10:54am: Bosh said at a shootaround today that he’s definitely coming back to the Heat next season, Lieser tweets.
12:43am: Chris Bosh said in an appearance on The Dan Le Batard Show on ESPN Radio that he wants to remain with the Heat and is willing to do so at less than the maximum salary if necessary, notes Jason Lieser of the Palm Beach Post. Bosh has an early termination option worth $20.59MM for next season, and he can opt out and sign a new contract that guarantees more salary over the long term than called for in his current deal, which covers two more seasons.
“Yeah, I mean, I don’t want to go anywhere,” Bosh said. “I like it here. It’s Miami. Everybody wants to come here. Yeah.”

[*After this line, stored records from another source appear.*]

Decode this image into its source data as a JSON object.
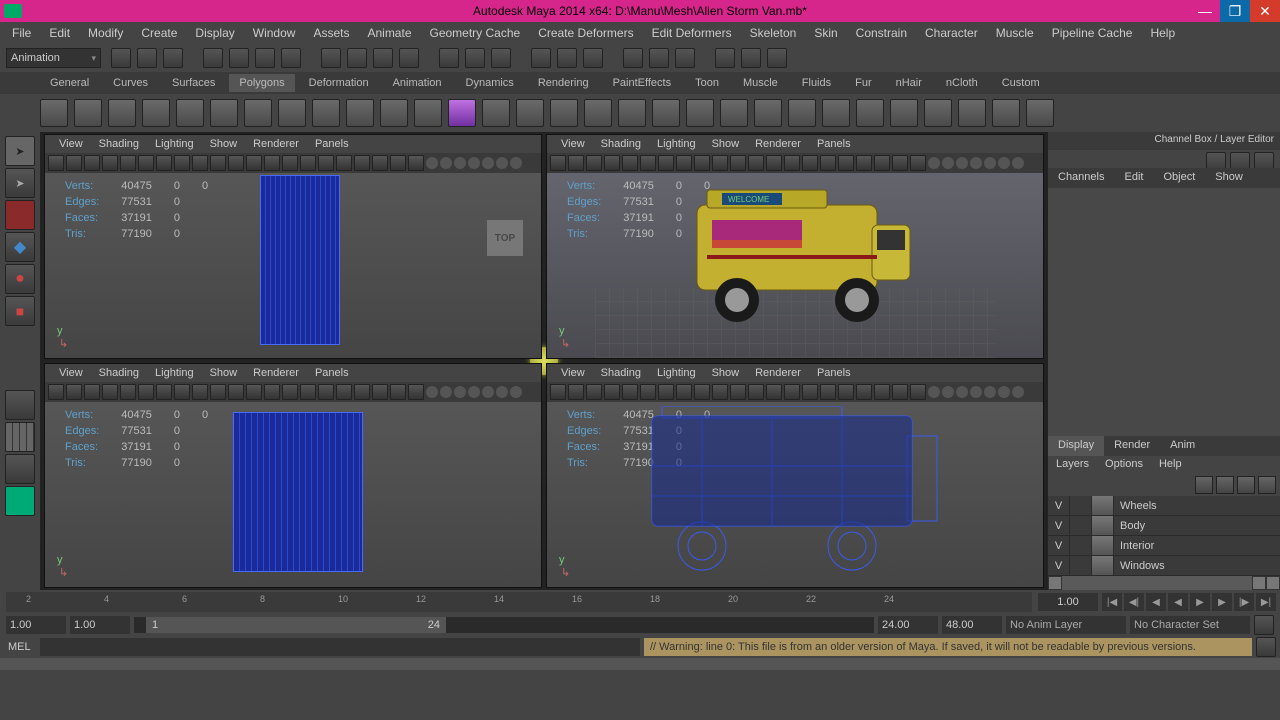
{
  "window": {
    "title": "Autodesk Maya 2014 x64: D:\\Manu\\Mesh\\Alien Storm Van.mb*"
  },
  "menus": [
    "File",
    "Edit",
    "Modify",
    "Create",
    "Display",
    "Window",
    "Assets",
    "Animate",
    "Geometry Cache",
    "Create Deformers",
    "Edit Deformers",
    "Skeleton",
    "Skin",
    "Constrain",
    "Character",
    "Muscle",
    "Pipeline Cache",
    "Help"
  ],
  "mode": "Animation",
  "shelves": [
    "General",
    "Curves",
    "Surfaces",
    "Polygons",
    "Deformation",
    "Animation",
    "Dynamics",
    "Rendering",
    "PaintEffects",
    "Toon",
    "Muscle",
    "Fluids",
    "Fur",
    "nHair",
    "nCloth",
    "Custom"
  ],
  "active_shelf": "Polygons",
  "vp_menu": [
    "View",
    "Shading",
    "Lighting",
    "Show",
    "Renderer",
    "Panels"
  ],
  "stats": {
    "verts_l": "Verts:",
    "verts": "40475",
    "edges_l": "Edges:",
    "edges": "77531",
    "faces_l": "Faces:",
    "faces": "37191",
    "tris_l": "Tris:",
    "tris": "77190",
    "zero": "0"
  },
  "top_label": "TOP",
  "van_sign": "WELCOME",
  "channel_title": "Channel Box / Layer Editor",
  "channel_tabs": [
    "Channels",
    "Edit",
    "Object",
    "Show"
  ],
  "layer_tabs": [
    "Display",
    "Render",
    "Anim"
  ],
  "layer_sub": [
    "Layers",
    "Options",
    "Help"
  ],
  "layers": [
    {
      "v": "V",
      "name": "Wheels"
    },
    {
      "v": "V",
      "name": "Body"
    },
    {
      "v": "V",
      "name": "Interior"
    },
    {
      "v": "V",
      "name": "Windows"
    }
  ],
  "ticks": [
    "2",
    "4",
    "6",
    "8",
    "10",
    "12",
    "14",
    "16",
    "18",
    "20",
    "22",
    "24"
  ],
  "cur_frame": "1.00",
  "range": {
    "start": "1.00",
    "pstart": "1.00",
    "s1": "1",
    "s2": "24",
    "pend": "24.00",
    "end": "48.00"
  },
  "anim_layer": "No Anim Layer",
  "char_set": "No Character Set",
  "cmd_label": "MEL",
  "warning": "// Warning: line 0: This file is from an older version of Maya.  If saved, it will not be readable by previous versions."
}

The news contradicts at least part of a February report suggesting that Bosh, LeBron James and Dwyane Wade weren’t interested in agreeing to discounts on their next deals, as all three did when they signed with the Heat in 2010. It also seems to run counter to rumors earlier this year that painted Bosh as the most likely of the Heat’s trio of stars to leave Miami. More recently, Brian Windhorst of ESPN.com wrote that it would take a “dream scenario” for James to sign elsewhere this summer. While that coupled with Wade’s career-long connection to Miami may still make Bosh more open to leaving that his other All-Star teammates, it nonetheless seems unlikely that Bosh would depart. That’s in spite of his apparent interest in the Lakers, which L.A. reciprocates.
Bosh might view the Lakers not as a destination for this summer but as a landing spot if he chooses to leave the Heat farther into the future, though that’s just my speculation. The Henry Thomas client might be able to make more money next season if he opts in than if he were to become a free agent this summer, even if he signed a new max deal. That’s because the salary he’d make next year on his existing deal represents a more than 10% raise on his pay this season, and he’d be limited to no more than a 5% raise if he becomes a free agent, unless the maximum salary for a player of his experience exceeds that amount. It won’t be clear just how high that max, which was $19,181,750 this past season, will climb until after the July Moratorium, past the deadline for Bosh to decide on that option.
He’d have to opt out to give the Heat a discount, and he said today that he’d take less “if that’s what it takes.” It’s conceivable that Heat president Pat Riley will appeal to his stars to take less this summer to alleviate the club’s heavy tax burden, as Miami would have to pay crippling repeat-offender tax rates if it winds up above the tax line again next season. Cheaper deals for Bosh, James and Wade would also allow the team greater flexibility to add talent to an aging roster.